Editor's note: In an earlier version of this column, Stephen Harper was quoted as having said the following when he was vice-president of the National Citizens Coalition: "It's past time the feds scrapped the Canada Health Act."
In fact, that statement was written by David Somerville, president of the NCC, in the June 1997 edition of The Bulldog. This online version has been corrected.
Does Canada still have a federal health minister?
And, more important, does it have a government with the slightest interest in maintaining the national health-insurance program called medicare?
For all practical purposes, the answer to both of those questions is a resounding "No."
Leona Aglukkaq, who holds the title of Minister of Health, was glaringly absent this week from the Canadian Medical Association gathering in Niagara Falls, Ont.
We need a government that believes in medicare and is willing to reform the public health insurance system to make it sustainable for future generations.
It is the first time in living memory that the steward of medicare failed to address the annual meeting of the so-called parliament of medicine.
Ms. Aglukkaq cited "pressing and conflicting business" for her failure to attend. Instead of engaging in dialogue with Canada's doctors, she was watching Prime Minister Stephen Harper announce funding for upgrades to the airport in Churchill, Man. Heady stuff, no doubt, but surely the minister responsible for overseeing the $183-billion-a-year health-care system should have other priorities.
Ms. Aglukkaq is an intelligent, thoughtful politician; she has a superb grasp of the health file, which she demonstrated as the health minister for Nunavut.
But she is an abysmal federal health minister for the simple reason that she is a victim of political glossectomy performed by the hatchet men in the Prime Minister's office.
There are those who will say: "It was just a meeting. So what?"
But the PMO's decision to keep the minister away from the CMA general council is powerfully symbolic. It should send a shiver down the spine of everyone who cares about the future of health care.
The ministerial no-show is a monumental snub. It is a snub to the CMA and a snub to medicare.
Mr. Harper's government has taken the view that health is exclusively a provincial matter.
As Paul Hébert, editor of the Canadian Medical Association Journal, pointed out this week, this is a "position that has no basis in fact or law." (It should be noted that the journal, while owned by the CMA, is editorially independent.)
Constitutionally, health is a provincial domain. But to suggest it is exclusively a provincial domain is the political equivalent of a literal reading of the Bible.
Regardless of what constitutional fundamentalists contend, Ottawa still has a tremendous responsibility in the delivery of health care and its oversight.
Canada has 14 health systems - 10 provinces, three territories and the federal one. The federal system, which covers first nations, Inuit and Métis people, as well as members of the Canadian Forces and the RCMP, is the fifth largest.
Health Canada's annual budget, $3.3-billion, is bigger than that of some provinces. The budget of the Public Health Agency of Canada, $650-million, is more significant than those of some provincial and territorial health ministries. Not to mention that almost $1-billion in federal tax dollars go each year to health studies, via the Canadian Institutes for Health Research.
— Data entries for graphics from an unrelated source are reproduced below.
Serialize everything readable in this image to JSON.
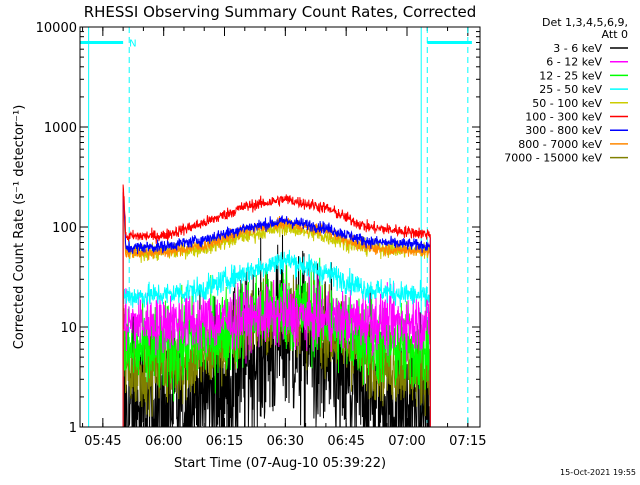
{
  "chart_data": {
    "type": "line",
    "title": "RHESSI Observing Summary Count Rates, Corrected",
    "xlabel": "Start Time (07-Aug-10 05:39:22)",
    "ylabel": "Corrected Count Rate (s⁻¹ detector⁻¹)",
    "yscale": "log",
    "ylim": [
      1,
      10000
    ],
    "xlim": [
      "05:39:22",
      "07:18:00"
    ],
    "x_ticks": [
      "05:45",
      "06:00",
      "06:15",
      "06:30",
      "06:45",
      "07:00",
      "07:15"
    ],
    "y_ticks": [
      "1",
      "10",
      "100",
      "1000",
      "10000"
    ],
    "x_minor_step_minutes": 5,
    "legend_header": [
      "Det 1,3,4,5,6,9,",
      "Att 0"
    ],
    "legend_position": "right",
    "footer": "15-Oct-2021 19:55",
    "data_start": "05:50:00",
    "data_end": "07:05:45",
    "peak_time": "06:30",
    "series": [
      {
        "name": "3 - 6 keV",
        "color": "#000000",
        "x": [
          "05:50",
          "05:55",
          "06:05",
          "06:15",
          "06:22",
          "06:30",
          "06:38",
          "06:45",
          "06:55",
          "07:05"
        ],
        "y": [
          1.2,
          1.4,
          1.6,
          2.5,
          5,
          8.5,
          5,
          2.5,
          1.6,
          1.3
        ],
        "noise": 0.45
      },
      {
        "name": "6 - 12 keV",
        "color": "#ff00ff",
        "x": [
          "05:50",
          "06:00",
          "06:15",
          "06:30",
          "06:45",
          "07:05"
        ],
        "y": [
          11,
          11,
          11.5,
          13,
          11.5,
          11
        ],
        "noise": 0.15
      },
      {
        "name": "12 - 25 keV",
        "color": "#00ff00",
        "x": [
          "05:50",
          "05:55",
          "06:05",
          "06:15",
          "06:22",
          "06:30",
          "06:38",
          "06:45",
          "06:55",
          "07:05"
        ],
        "y": [
          5.5,
          5.8,
          6.5,
          9,
          13,
          16,
          13,
          9,
          6.5,
          5.8
        ],
        "noise": 0.22
      },
      {
        "name": "25 - 50 keV",
        "color": "#00ffff",
        "x": [
          "05:50",
          "06:00",
          "06:10",
          "06:20",
          "06:30",
          "06:40",
          "06:50",
          "07:05"
        ],
        "y": [
          20,
          21,
          24,
          35,
          47,
          35,
          24,
          20
        ],
        "noise": 0.06
      },
      {
        "name": "50 - 100 keV",
        "color": "#cccc00",
        "x": [
          "05:50",
          "06:00",
          "06:10",
          "06:20",
          "06:30",
          "06:40",
          "06:50",
          "07:05"
        ],
        "y": [
          55,
          56,
          62,
          82,
          100,
          80,
          62,
          58
        ],
        "noise": 0.04
      },
      {
        "name": "100 - 300 keV",
        "color": "#ff0000",
        "x": [
          "05:50",
          "06:00",
          "06:10",
          "06:20",
          "06:30",
          "06:40",
          "06:50",
          "07:05"
        ],
        "y": [
          80,
          82,
          110,
          160,
          190,
          155,
          100,
          85
        ],
        "noise": 0.03
      },
      {
        "name": "300 - 800 keV",
        "color": "#0000ff",
        "x": [
          "05:50",
          "06:00",
          "06:10",
          "06:20",
          "06:30",
          "06:40",
          "06:50",
          "07:05"
        ],
        "y": [
          62,
          64,
          75,
          98,
          115,
          98,
          72,
          65
        ],
        "noise": 0.03
      },
      {
        "name": "800 - 7000 keV",
        "color": "#ff8800",
        "x": [
          "05:50",
          "06:00",
          "06:10",
          "06:20",
          "06:30",
          "06:40",
          "06:50",
          "07:05"
        ],
        "y": [
          55,
          56,
          65,
          92,
          110,
          92,
          62,
          57
        ],
        "noise": 0.03
      },
      {
        "name": "7000 - 15000 keV",
        "color": "#808000",
        "x": [
          "05:50",
          "05:55",
          "06:05",
          "06:15",
          "06:22",
          "06:30",
          "06:38",
          "06:45",
          "06:55",
          "07:05"
        ],
        "y": [
          3.8,
          3.9,
          4.2,
          6.5,
          11,
          15,
          11,
          6.5,
          4.2,
          3.8
        ],
        "noise": 0.2
      }
    ],
    "vertical_lines": [
      {
        "x": "05:41:30",
        "style": "solid",
        "color": "#00ffff"
      },
      {
        "x": "05:51:30",
        "style": "dashed",
        "color": "#00ffff"
      },
      {
        "x": "07:03:30",
        "style": "solid",
        "color": "#00ffff"
      },
      {
        "x": "07:05:00",
        "style": "dashed",
        "color": "#00ffff"
      },
      {
        "x": "07:15:00",
        "style": "dashed",
        "color": "#00ffff"
      }
    ],
    "night_segments": [
      {
        "start": "05:39:22",
        "end": "05:50:00",
        "y": 7000,
        "label": "N"
      },
      {
        "start": "07:05:00",
        "end": "07:16:00",
        "y": 7000,
        "label": ""
      }
    ]
  }
}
The federal government is also a major funder of provincial and territorial health care. This year it will provide them with $25.4-billion in cash, about 20 per cent of all public spending, and billions more in infrastructure money, for everything from hospitals to electronic health records.
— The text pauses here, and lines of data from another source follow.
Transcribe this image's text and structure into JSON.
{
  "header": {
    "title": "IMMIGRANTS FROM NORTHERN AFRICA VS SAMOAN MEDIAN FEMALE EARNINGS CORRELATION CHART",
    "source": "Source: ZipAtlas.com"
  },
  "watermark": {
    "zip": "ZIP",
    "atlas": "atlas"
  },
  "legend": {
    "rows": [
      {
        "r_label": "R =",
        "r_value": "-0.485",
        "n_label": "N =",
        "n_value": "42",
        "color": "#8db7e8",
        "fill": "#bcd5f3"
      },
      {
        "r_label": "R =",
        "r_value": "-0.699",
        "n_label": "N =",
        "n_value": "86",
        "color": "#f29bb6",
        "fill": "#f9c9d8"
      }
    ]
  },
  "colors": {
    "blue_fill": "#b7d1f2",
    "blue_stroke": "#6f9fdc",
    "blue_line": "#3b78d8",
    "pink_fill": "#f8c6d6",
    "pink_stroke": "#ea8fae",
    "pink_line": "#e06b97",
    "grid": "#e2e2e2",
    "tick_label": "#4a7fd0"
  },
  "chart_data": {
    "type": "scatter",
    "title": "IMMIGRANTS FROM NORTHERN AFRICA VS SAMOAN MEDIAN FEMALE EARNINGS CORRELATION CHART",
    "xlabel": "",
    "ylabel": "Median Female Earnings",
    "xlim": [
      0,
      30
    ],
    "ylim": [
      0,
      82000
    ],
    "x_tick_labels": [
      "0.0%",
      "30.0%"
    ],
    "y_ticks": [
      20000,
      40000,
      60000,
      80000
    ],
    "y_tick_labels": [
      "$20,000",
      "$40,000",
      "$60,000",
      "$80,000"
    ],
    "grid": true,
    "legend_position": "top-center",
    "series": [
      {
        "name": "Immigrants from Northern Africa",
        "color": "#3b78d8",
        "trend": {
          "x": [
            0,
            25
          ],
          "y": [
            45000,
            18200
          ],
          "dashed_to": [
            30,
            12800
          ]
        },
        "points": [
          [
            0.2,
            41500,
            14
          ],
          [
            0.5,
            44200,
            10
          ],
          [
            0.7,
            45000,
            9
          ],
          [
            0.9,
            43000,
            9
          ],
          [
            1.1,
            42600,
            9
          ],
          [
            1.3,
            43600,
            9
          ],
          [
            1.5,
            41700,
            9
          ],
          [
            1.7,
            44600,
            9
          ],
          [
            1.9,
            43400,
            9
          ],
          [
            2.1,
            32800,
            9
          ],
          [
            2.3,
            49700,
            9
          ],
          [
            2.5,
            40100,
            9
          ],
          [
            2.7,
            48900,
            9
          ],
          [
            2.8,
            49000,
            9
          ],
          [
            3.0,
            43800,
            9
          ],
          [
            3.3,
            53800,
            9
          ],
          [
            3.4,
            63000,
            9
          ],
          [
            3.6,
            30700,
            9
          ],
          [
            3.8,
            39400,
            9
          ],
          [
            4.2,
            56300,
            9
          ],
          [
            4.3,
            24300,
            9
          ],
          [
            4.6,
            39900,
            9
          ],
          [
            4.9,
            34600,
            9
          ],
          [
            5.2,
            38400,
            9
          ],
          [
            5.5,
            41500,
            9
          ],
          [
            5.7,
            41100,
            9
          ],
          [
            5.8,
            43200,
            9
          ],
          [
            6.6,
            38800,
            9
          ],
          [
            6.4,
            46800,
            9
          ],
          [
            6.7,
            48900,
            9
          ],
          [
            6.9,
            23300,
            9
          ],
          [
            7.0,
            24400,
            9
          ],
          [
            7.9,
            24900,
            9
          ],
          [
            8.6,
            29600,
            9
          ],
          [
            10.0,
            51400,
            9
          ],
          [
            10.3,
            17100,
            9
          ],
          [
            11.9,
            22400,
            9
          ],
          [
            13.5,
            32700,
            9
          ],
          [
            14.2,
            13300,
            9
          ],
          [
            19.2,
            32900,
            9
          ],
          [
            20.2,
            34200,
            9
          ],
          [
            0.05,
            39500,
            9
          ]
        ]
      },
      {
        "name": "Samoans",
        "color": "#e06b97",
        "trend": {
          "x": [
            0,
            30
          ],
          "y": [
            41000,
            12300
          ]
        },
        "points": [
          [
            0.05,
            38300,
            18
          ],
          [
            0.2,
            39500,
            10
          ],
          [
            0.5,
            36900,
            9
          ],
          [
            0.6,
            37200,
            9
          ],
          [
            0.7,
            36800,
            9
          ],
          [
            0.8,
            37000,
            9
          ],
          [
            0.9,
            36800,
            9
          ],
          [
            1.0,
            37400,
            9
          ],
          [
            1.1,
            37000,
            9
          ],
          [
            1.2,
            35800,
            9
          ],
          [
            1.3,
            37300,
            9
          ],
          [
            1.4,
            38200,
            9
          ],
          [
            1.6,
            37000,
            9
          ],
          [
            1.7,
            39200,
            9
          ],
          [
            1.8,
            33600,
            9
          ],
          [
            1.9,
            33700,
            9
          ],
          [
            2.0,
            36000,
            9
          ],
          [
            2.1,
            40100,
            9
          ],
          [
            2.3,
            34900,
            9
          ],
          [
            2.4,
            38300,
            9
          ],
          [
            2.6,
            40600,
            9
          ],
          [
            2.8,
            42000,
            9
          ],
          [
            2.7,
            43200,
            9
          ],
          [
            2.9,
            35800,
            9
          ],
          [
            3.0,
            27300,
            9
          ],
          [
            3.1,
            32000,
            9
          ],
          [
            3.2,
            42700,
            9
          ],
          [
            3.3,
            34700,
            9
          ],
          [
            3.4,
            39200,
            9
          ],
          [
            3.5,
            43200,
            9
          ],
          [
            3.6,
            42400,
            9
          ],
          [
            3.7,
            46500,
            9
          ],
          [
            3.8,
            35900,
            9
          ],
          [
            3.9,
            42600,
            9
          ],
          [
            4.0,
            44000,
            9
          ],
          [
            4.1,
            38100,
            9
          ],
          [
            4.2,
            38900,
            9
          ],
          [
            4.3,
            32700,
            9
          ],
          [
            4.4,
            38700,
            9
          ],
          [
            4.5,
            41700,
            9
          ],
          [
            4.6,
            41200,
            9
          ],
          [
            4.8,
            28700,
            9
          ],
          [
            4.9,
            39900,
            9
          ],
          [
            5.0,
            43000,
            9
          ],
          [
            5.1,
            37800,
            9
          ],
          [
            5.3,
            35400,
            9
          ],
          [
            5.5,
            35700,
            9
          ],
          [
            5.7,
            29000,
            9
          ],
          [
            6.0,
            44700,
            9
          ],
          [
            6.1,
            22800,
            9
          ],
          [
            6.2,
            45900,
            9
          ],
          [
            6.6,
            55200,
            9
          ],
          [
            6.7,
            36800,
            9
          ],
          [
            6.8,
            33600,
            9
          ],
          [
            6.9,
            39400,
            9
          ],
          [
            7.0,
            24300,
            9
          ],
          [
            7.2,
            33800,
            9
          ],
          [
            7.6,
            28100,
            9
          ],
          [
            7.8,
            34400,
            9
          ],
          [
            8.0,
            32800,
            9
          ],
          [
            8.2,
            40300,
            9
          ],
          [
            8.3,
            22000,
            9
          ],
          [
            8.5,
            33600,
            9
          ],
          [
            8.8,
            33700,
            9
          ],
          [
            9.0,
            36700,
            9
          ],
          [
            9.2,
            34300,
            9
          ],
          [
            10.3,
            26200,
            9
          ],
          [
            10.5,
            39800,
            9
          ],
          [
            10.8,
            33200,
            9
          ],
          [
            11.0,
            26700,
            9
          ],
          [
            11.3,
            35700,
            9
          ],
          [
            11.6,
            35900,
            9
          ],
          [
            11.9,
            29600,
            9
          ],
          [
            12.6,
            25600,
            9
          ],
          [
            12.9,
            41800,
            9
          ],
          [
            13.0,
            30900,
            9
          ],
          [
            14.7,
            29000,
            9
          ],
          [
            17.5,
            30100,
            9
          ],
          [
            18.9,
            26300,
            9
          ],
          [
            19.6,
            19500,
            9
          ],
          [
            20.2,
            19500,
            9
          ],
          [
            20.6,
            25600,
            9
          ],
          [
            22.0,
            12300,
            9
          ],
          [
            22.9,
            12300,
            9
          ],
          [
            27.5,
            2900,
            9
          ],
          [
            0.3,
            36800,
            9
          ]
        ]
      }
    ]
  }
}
It is true that when medicare was born Ottawa picked up 50 per cent of the bill, and over time it has gradually weaseled out of its financial duties.
Even if the federal government underfunds health care, it still has the obligation - legal and moral - to ensure that care is delivered fairly and equitably to all Canadians, regardless of where they live. The mechanism it has given itself to do so is the Canada Health Act, which sets out five guiding principles for medicare: public administration, comprehensiveness, universality, portability and accessibility.
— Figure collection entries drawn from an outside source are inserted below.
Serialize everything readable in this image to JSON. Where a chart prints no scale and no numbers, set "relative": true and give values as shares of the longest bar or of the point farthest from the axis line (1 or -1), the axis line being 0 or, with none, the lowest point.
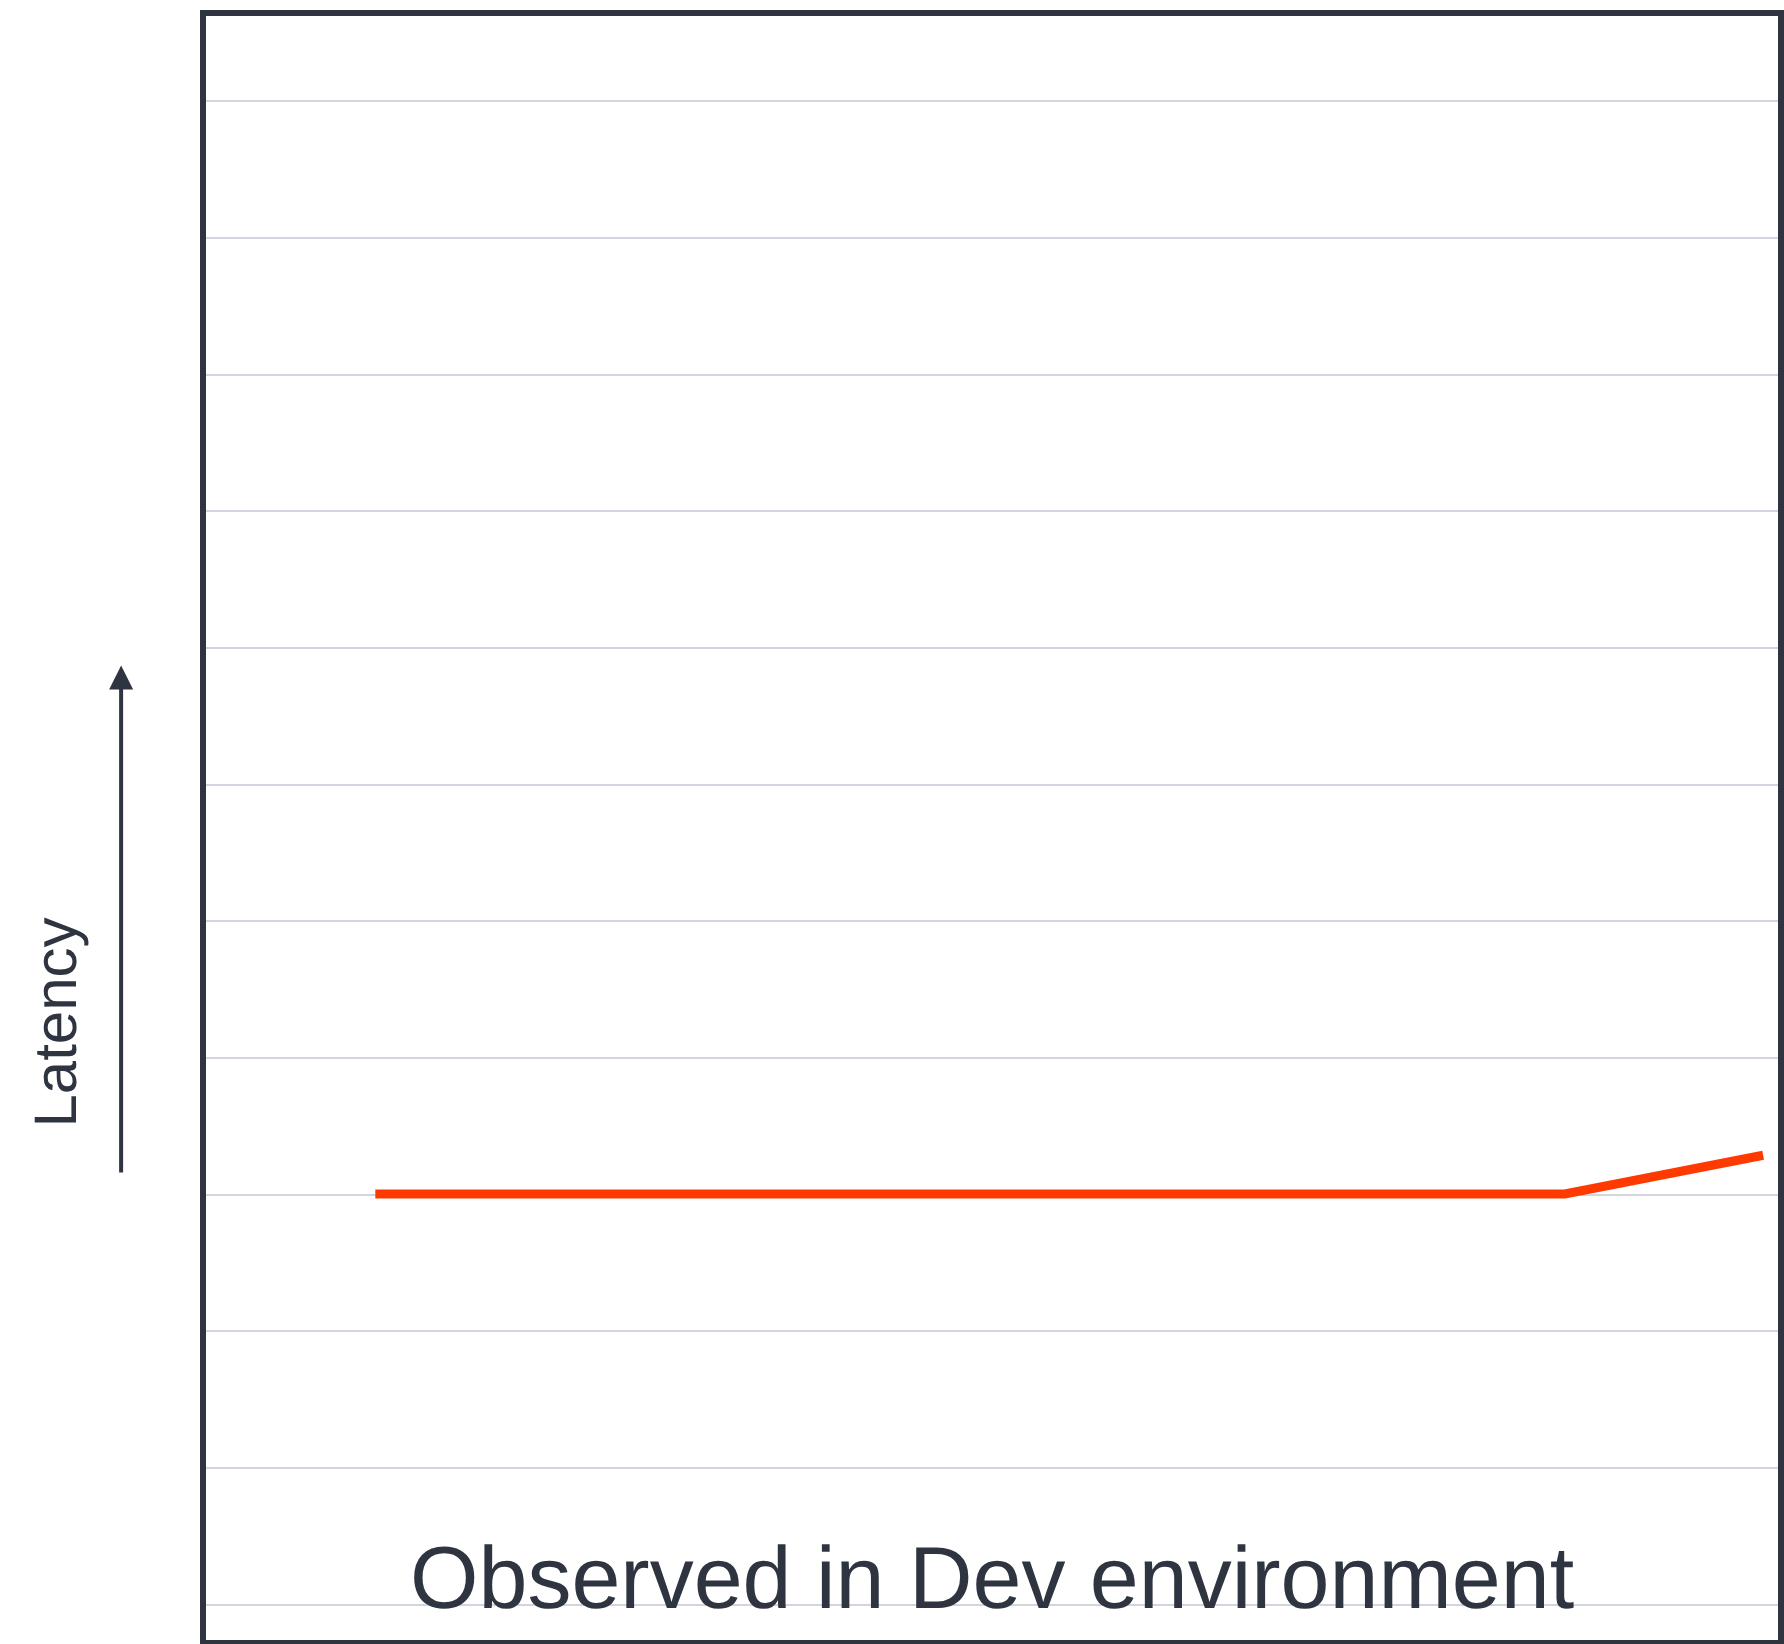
{
  "chart_data": {
    "type": "line",
    "title": "Observed in Dev environment",
    "ylabel": "Latency",
    "relative": true,
    "categories": [
      null,
      null,
      null,
      null,
      null,
      null,
      null,
      null
    ],
    "series": [
      {
        "color": "#ff3a00",
        "values": [
          0.92,
          0.92,
          0.92,
          0.92,
          0.92,
          0.92,
          0.92,
          1
        ]
      }
    ],
    "grid": "y",
    "legend": false,
    "marker": "none",
    "line_style": "solid"
  }
}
Ms. Aglukkaq, as mentioned earlier, was "busy" posing for photos with the Prime Minister in the Arctic, so she did not attend the CMA meeting.
In her stead, Human Resources Minister Diane Finley delivered a platitudinous recitation of banalities that was no doubt penned by the PMO, the most disingenuous of which was telling doctors that Ottawa "shares your passion" for health care.
More telling than what Ms. Finley said was what she did not say. In her speech, which lasted almost 40 minutes, the word "medicare" never once crossed her lips.
In fact, you would be hard pressed to find a federal minister who utters the word medicare publicly, let alone shows leadership on the file.
The Canadian public, which loves medicare to a degree so ridiculous that it is often blind to its shortcomings, would never tolerate a prime minister or a political party that openly dissed and undermined the iconic social program.
But, oddly, the Canadian public seems to tolerate benign (and not so benign) neglect.
Having a Health Minister who is silent and invisible is part of that strategy.
Today, with the challenges posed by an aging population, fiscal pressures, technological advances and ever-increasing expectations, we desperately need leadership on health care.
We need national leadership. We need a health minister who is articulate and unmuzzled. We need a government that believes in medicare and is willing to reform the public health insurance system to make it sustainable for future generations.
We need vision and passion.
What we have instead is a shocking abdication of responsibility. And destructive silence.